“Modest and responsible” is how Labor describes its plan to increase the tax take from multinational corporations by limiting deductions and implementing the OECD’s 15% minimum tax.
Along with its cut to public service consultant spending and an end to the Coalition’s rorting and pork-barrelling, it forms the centrepiece of the opposition’s decidedly unambitious fiscal plan.
The multinational crackdown will raise just $1.89 billion over the forward estimates, partly because of a delayed introduction until 2023.
No one will ever vote against forcing multinationals to pay more tax. It’s as near to a victimless crime as you can get in tax policy. But there is a subset of multinationals who will continue, under Labor’s “modest and responsible” tax reforms, to get away with the biggest theft in Australian history.
Few Australians appear to know about the failure of multinational fossil fuel companies to pay anything to Australians for the privilege of making tens of billions from the sale of Australia’s oil and gas reserves. As Crikey reported this week, global giant Chevron has actually been paid more by taxpayers in subsidies for its failed Gorgon carbon capture and storage project than it has paid in tax to 2020, despite generating $37.6 billion in revenue since 2016.
Chevron has now flagged that the massive surge in export revenues from rising global energy prices means it will finally start paying tax in Australia — $650 million in 2022 and more beyond that.
Other multinationals have also paid no tax or petroleum resource rent tax (PRRT) despite massive revenue from oil and gas exports.
Between 2015 and 2020, Exxon earned $57 billion in revenue, claimed it made zero profit, and paid no tax. Nor has it paid any PRRT.
Shell earned $25 billion revenue, claimed a total profit of $616 million, and paid zero tax and zero PRRT.
Japanese company Inpex made $7.6 billion in revenue, claimed profits of $39 million and paid no tax or PRRT.
The relatively new Ichythys project, run by Inpex, Total and other companies, generated more than $7 billion in revenue since the first gas was shipped in 2018, without paying any tax or PRRT.
Remember, these figures are all before the dramatic surge in energy prices that has seen gas export revenue double in the past 12 months.
Local companies like Santos are in a similar position with both their onshore and offshore projects.

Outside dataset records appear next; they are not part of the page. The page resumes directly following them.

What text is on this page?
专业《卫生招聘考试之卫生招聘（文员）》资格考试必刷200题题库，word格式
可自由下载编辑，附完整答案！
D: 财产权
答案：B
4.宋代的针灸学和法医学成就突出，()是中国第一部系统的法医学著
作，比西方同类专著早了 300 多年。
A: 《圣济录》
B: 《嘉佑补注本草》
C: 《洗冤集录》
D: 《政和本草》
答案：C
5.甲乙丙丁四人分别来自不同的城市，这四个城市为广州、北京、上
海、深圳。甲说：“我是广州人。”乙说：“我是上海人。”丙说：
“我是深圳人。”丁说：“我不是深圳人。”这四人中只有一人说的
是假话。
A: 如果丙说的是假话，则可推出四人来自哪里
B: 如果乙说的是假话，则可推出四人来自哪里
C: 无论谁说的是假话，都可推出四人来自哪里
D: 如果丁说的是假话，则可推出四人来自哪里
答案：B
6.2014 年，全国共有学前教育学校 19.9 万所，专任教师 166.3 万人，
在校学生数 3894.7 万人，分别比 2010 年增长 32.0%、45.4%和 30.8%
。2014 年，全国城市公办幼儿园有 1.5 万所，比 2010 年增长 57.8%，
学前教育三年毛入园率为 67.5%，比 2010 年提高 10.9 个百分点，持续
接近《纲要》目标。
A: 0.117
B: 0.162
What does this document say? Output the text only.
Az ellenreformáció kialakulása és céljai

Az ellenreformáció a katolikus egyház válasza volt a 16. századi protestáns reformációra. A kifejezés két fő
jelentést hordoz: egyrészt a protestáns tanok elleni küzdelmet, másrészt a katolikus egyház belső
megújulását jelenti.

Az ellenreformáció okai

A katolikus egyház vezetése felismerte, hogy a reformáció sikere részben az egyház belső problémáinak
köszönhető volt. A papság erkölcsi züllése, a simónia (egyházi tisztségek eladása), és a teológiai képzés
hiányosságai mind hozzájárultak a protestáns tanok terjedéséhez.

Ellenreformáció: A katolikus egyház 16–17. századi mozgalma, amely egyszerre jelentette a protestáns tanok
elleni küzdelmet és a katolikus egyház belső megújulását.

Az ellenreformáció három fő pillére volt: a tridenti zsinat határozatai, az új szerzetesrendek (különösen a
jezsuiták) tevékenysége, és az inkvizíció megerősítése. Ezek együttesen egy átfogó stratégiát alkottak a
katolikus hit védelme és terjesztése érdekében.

Santos made $21 billion from onshore and offshore gas in the five years to 2020 and claimed just $73 million in profits and paid no tax and about $200 million in PRRT.
Woodside earned $36 billion in export revenue between 2015 and 2020, claimed just under $8 billion in profits, and paid $250 million in tax and no PRRT.
As with Chevron, Santos and Woodside are receiving more in subsidies from the Morrison government for scams like carbon capture and storage than what they are paying in tax.
Labor in conspicuously silent on why fossil fuel multinationals and Australia’s own fossil fuel giants should be allowed to in effect capture Australian resources for themselves and make billions off them without paying Australians for the use of these finite resources — let alone the catastrophic damage they are causing via carbon emissions.
The only party that has raised the issue of the failure of multinationals to pax tax or royalties for offshore gas has been the Greens, who want to replace the broken PRRT.
Fiscally that would be the least damaging new tax possible, with the burden falling on mostly foreign shareholders enjoying superprofits from Australian natural resources.
The companies would argue that a new tax would deter investment, but the current scramble to open new gas fields despite the need for an urgent transition away from fossil fuels and a growing reluctance of major investors to support new fossil fuel projects suggest very little is likely to stop investment while energy prices remain high.